Melvyn Weeks

Faculty of Economics and Clare College, University of Cambridge, UK.

Causal Tree Estimation of Heterogeneous Household Response to Time-Of-Use Electricity Pricing

Schemes Jinhua Wang and Melvyn Weeks

We examine the distributional effects of the introduction of Time-of-Use (tou) pricing schemes where the price per kWh of electricity usage depends on the time of consumption. These pricing schemes are enabled by smart meters, which can regularly (i.e. half-hourly) record consumption. Using causal trees, and an aggregation of causal tree estimates known as a causal forest (Athey & Imbens 2016, Wager & Athey 2017), we consider the association between the effect of TOU pricing schemes on household electricity demand and a range of variables that are observable before the introduction of the new pricing schemes. Causal trees provide an interpretable description of heterogeneity, while causal forests can be used to obtain individual-specific estimates of treatment effects. Given that policy makers are often interested in the factors underlying a given prediction, it is desirable to gain some insight to which variables in this large set are most often selected. A key challenge follows from that fact that partitions generated by tree-based methods are sensitive to subsampling, while the use of ensemble methods such as causal forests produce more stable, but less interpretable estimates. To address this problem we utilise variable importance measures to consider which variables are chosen most often by the causal forest algorithm. Given that a number of standard variable importance measures can be biased towards continuous variables, we address this issue by including permutation-based tests for our variable importance results. Keywords: Machine learning, TOU tariffs, Smart metering, Household electricity demand.
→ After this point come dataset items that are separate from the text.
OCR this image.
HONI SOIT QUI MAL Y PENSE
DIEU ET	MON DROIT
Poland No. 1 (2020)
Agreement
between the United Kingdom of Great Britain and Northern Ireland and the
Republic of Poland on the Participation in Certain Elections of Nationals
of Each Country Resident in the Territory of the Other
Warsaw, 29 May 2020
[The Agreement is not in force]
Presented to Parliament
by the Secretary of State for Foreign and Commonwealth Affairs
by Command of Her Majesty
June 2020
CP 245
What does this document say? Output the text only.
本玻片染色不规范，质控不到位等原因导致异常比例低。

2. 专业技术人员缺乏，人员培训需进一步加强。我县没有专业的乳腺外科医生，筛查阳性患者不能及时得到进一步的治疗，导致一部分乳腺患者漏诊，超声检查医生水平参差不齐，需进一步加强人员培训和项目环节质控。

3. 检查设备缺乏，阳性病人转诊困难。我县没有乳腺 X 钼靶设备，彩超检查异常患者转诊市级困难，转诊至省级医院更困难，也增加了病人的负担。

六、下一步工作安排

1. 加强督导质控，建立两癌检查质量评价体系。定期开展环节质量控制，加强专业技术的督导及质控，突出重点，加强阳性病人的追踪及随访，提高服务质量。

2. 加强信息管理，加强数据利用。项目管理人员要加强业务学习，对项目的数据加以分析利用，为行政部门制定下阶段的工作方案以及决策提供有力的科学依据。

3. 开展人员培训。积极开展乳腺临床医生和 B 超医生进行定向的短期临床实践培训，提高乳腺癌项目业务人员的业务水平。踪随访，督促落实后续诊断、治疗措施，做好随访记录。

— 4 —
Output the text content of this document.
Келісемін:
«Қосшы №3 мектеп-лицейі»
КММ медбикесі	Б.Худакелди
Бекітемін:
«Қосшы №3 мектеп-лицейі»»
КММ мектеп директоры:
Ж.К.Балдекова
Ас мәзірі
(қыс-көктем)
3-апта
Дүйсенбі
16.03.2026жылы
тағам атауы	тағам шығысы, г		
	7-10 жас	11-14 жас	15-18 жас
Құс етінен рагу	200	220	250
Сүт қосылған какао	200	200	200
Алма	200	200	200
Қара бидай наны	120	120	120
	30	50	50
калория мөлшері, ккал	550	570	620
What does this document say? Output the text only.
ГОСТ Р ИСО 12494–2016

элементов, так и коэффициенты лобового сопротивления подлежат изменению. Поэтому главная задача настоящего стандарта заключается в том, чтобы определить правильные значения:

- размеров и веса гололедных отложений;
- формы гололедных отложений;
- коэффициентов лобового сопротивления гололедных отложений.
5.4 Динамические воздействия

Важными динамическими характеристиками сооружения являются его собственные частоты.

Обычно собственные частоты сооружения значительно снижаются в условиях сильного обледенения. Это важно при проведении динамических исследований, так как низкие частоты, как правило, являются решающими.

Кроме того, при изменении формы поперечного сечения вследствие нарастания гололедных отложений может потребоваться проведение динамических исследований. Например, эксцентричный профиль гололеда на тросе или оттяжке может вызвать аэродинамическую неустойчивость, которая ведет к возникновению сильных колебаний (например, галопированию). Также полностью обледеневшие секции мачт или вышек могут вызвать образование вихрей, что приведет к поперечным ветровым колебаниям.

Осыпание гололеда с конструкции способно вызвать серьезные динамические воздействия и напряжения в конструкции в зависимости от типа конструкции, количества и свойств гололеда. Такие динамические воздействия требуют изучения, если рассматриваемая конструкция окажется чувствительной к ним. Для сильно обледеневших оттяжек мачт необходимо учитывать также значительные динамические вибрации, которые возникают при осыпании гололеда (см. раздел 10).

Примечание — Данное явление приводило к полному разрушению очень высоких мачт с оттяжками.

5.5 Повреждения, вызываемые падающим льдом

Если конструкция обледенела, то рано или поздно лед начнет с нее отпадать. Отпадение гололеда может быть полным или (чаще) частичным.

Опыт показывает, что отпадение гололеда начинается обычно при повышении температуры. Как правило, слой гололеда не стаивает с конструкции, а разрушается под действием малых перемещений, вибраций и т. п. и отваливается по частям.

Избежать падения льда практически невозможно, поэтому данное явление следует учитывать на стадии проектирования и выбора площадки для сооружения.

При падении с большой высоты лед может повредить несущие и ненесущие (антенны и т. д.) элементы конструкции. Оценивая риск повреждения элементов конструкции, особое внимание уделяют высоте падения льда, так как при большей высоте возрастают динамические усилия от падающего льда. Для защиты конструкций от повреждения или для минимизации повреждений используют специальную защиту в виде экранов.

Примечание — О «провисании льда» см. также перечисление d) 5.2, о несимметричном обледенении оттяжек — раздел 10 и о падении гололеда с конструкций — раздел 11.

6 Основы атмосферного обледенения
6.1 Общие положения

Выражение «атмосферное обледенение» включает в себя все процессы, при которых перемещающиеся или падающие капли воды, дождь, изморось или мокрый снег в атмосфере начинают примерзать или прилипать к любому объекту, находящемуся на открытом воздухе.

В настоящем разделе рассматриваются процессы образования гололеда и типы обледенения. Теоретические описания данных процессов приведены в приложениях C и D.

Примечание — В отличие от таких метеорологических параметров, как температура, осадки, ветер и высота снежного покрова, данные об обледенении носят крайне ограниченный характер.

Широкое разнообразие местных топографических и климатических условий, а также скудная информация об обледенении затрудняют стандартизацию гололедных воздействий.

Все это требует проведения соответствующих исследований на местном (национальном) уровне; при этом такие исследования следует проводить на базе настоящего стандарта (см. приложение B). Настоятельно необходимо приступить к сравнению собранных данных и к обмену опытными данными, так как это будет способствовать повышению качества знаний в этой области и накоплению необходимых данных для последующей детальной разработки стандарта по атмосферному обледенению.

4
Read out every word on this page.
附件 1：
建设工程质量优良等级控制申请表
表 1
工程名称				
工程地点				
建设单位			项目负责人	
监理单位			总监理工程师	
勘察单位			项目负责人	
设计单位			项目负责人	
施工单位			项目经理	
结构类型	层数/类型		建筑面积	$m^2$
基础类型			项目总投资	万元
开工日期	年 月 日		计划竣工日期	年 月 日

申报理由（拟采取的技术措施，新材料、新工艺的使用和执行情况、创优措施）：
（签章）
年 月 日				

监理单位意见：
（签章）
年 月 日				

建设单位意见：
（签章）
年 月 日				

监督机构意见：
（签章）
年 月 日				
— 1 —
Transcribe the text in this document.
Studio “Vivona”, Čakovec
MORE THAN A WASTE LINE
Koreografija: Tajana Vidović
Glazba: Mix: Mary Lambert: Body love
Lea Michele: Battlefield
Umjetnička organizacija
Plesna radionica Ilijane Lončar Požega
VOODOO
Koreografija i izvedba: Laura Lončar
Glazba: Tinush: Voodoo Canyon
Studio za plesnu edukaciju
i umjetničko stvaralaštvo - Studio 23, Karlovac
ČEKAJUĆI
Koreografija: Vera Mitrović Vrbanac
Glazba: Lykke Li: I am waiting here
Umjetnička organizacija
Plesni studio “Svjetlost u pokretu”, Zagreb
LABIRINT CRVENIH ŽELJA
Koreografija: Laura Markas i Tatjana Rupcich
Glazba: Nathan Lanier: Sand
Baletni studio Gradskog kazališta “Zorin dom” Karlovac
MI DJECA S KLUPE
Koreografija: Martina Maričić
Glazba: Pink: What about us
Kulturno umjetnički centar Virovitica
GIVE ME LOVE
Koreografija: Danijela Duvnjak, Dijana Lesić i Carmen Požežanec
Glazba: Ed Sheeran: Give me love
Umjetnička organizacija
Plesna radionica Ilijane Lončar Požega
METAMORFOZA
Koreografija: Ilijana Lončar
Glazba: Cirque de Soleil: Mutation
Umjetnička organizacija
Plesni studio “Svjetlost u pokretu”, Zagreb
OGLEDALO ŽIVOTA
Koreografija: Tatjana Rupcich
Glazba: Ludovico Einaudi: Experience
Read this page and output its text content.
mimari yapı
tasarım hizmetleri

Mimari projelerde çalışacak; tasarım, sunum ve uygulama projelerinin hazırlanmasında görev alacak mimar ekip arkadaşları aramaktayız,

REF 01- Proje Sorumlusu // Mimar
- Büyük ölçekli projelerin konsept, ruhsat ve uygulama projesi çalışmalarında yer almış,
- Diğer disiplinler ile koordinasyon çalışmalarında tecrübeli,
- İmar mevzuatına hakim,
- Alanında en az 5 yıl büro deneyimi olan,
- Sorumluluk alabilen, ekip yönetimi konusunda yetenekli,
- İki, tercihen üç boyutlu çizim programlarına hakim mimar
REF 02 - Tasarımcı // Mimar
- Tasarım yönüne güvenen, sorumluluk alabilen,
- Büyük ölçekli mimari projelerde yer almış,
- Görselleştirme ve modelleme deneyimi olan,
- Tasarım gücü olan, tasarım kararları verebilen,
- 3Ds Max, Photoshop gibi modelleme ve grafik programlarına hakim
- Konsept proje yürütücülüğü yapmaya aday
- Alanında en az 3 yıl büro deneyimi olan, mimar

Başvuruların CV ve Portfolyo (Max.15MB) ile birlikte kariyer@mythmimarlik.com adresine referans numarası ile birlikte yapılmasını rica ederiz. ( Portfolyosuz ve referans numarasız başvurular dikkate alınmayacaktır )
Melvyn Weeks is Assistant Professor in Economics at the University of Cambridge and a Fellow of Clare College Cambridge. His PhD is from the University of Pennsylvania, with fields in microeconomics and econometrics. Melvyn’s research interest spans both theoretical and applied microeconometrics including policy evaluation, understanding behaviour over discrete choice; modelling demand systems in empirical industrial organisation; revealed and stated preference models; model testing and evaluation; and computationally intensive methods including machine learning, simulation-based inference and the bootstrap. Recently, Melvyn has used a combination of Machine Learning approaches and econometrics to understand relationships that exist within large and complex datasets, avoiding the well known multiple testing problem. He is currently pursuing a number of projects examining the impact of time-of-use pricing in the electricity market. Assisted by a number of PhD students, this work combines aspects of econometric and machine learning tools to explore the extent to which households respond to intra-day variation in prices, and specifically how demand response varies according to both demographic characteristics and attributes of load demand proles. As an extension of this work, Melvyn is an advisor to a Cambridge-based company, Smart Meter Analytics Platform, which seeks to accelerate the utilisation of customer-level energy data by providing a cutting edge and ready-to-deploy data analytics service to energy companies. In addition his research involves the development and application of models of discrete choice.